Moon’s initiative was announced during his visit to an elementary school in Seoul to mark Teachers’ Day.
Six days into his presidency on Monday, he also vowed to close the aged power plants for the remainder of his five-year term, which ends in 2022, and to set up fine-dust measuring equipment for all 11,000 elementary, middle and high schools in the country.
“It costs 6 million won [$5,348] for each device and will require 60 billion won total,” Moon said. “I will install the equipment at all schools by earmarking funds, if necessary.”
“President Moon’s order to suspend the aged plants reflects his strong will to come up with fundamental solutions to the fine dust problems,” said Yoon Young-chan, senior presidential press secretary, during a press briefing.
Two of the 10 power plants, which are located in the two Jeolla provinces, will be excluded from suspension this year due to a possible power shortage there, but they will be included next year.
According to the presidential office, air pollutants produced by the 10 plants account for 19.4 percent of the pollutants discharged by the country’s 59 power plants. A Blue House official said the 59 plants contribute 14 percent of total fine dust, though it this could vary depending on the weather. “With the shutdown, we expect fine dust level to go down by 1 to 2 percent,” said the official.
It is estimated that by temporarily turning off the 10 aged plants, electricity bills will go up by 0.2 percent. The Blue House said that increase could be covered by the tax-funded Korea Electric Power Corporation.
The new set of measures to fight air pollution comes amid growing public anxiety over deteriorating air quality in recent weeks. Seeing record highs of fine dust levels in early May, when a series of holidays began, many shunned going outdoors and wore masks.

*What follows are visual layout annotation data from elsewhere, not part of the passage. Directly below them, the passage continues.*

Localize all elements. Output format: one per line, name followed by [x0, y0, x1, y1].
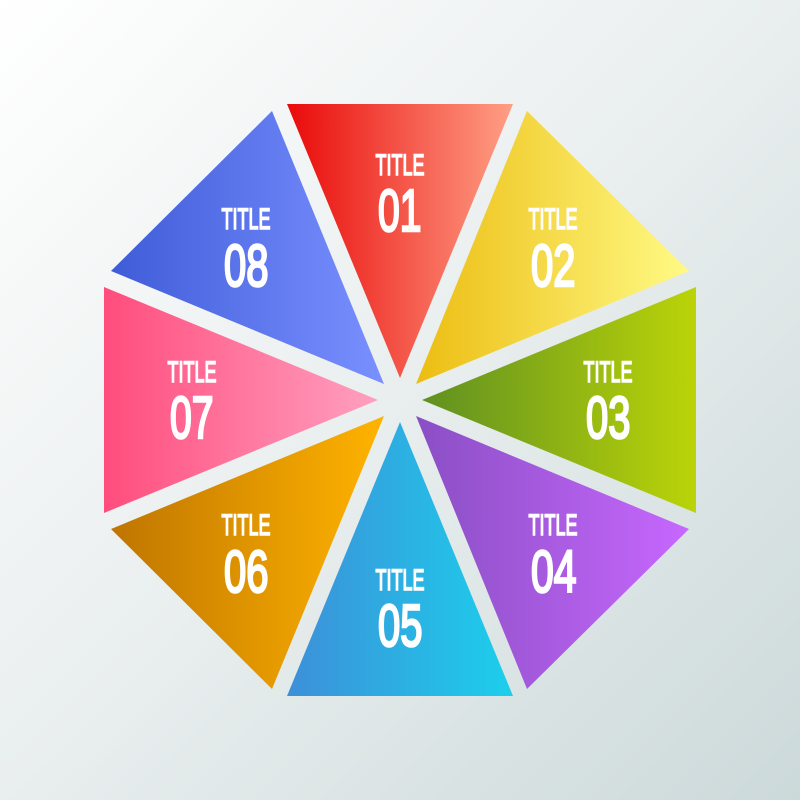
- segment 01: 01: [378, 178, 422, 244]
- segment 01: TITLE: [376, 149, 424, 182]
- segment 08: TITLE: [222, 203, 270, 236]
- segment 05: 05: [378, 593, 422, 659]
- segment 06: 06: [224, 539, 268, 605]
- segment 08: [111, 111, 384, 384]
- segment 04: 04: [531, 539, 576, 605]
- segment 05: TITLE: [376, 564, 424, 597]
- segment 01: [287, 104, 513, 378]
- segment 04: TITLE: [528, 509, 578, 542]
- segment 03: [422, 287, 696, 513]
- segment 08: 08: [224, 233, 268, 299]
- segment 07: TITLE: [168, 356, 216, 389]
- segment 02: [416, 111, 689, 384]
- segment 03: 03: [586, 385, 630, 451]
- segment 02: TITLE: [528, 203, 578, 236]
- segment 07: [104, 287, 378, 513]
- segment 04: [416, 416, 689, 689]
- segment 05: [287, 422, 513, 696]
- segment 03: TITLE: [584, 356, 632, 389]
- segment 06: TITLE: [222, 509, 270, 542]
- segment 07: 07: [170, 385, 214, 451]
- segment 02: 02: [531, 233, 576, 299]
- segment 06: [111, 416, 384, 689]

Major regions in Korea such as Seoul, North Chungcheong and Gyeonggi saw the highest concentration this year for PM10, or particulate matter that is 10 micrometers or less in diameter, on May 6, prompting regional governments and the Ministry of Environment to issue alerts.
The Korea Environment Corporation reported that all cities across the country suffered 61 times the fine dust levels rated “bad” during April. The senior presidential official said the matter is grave enough for the former Park Geun-hye government to consider banning diesel-run vehicles from running on select days.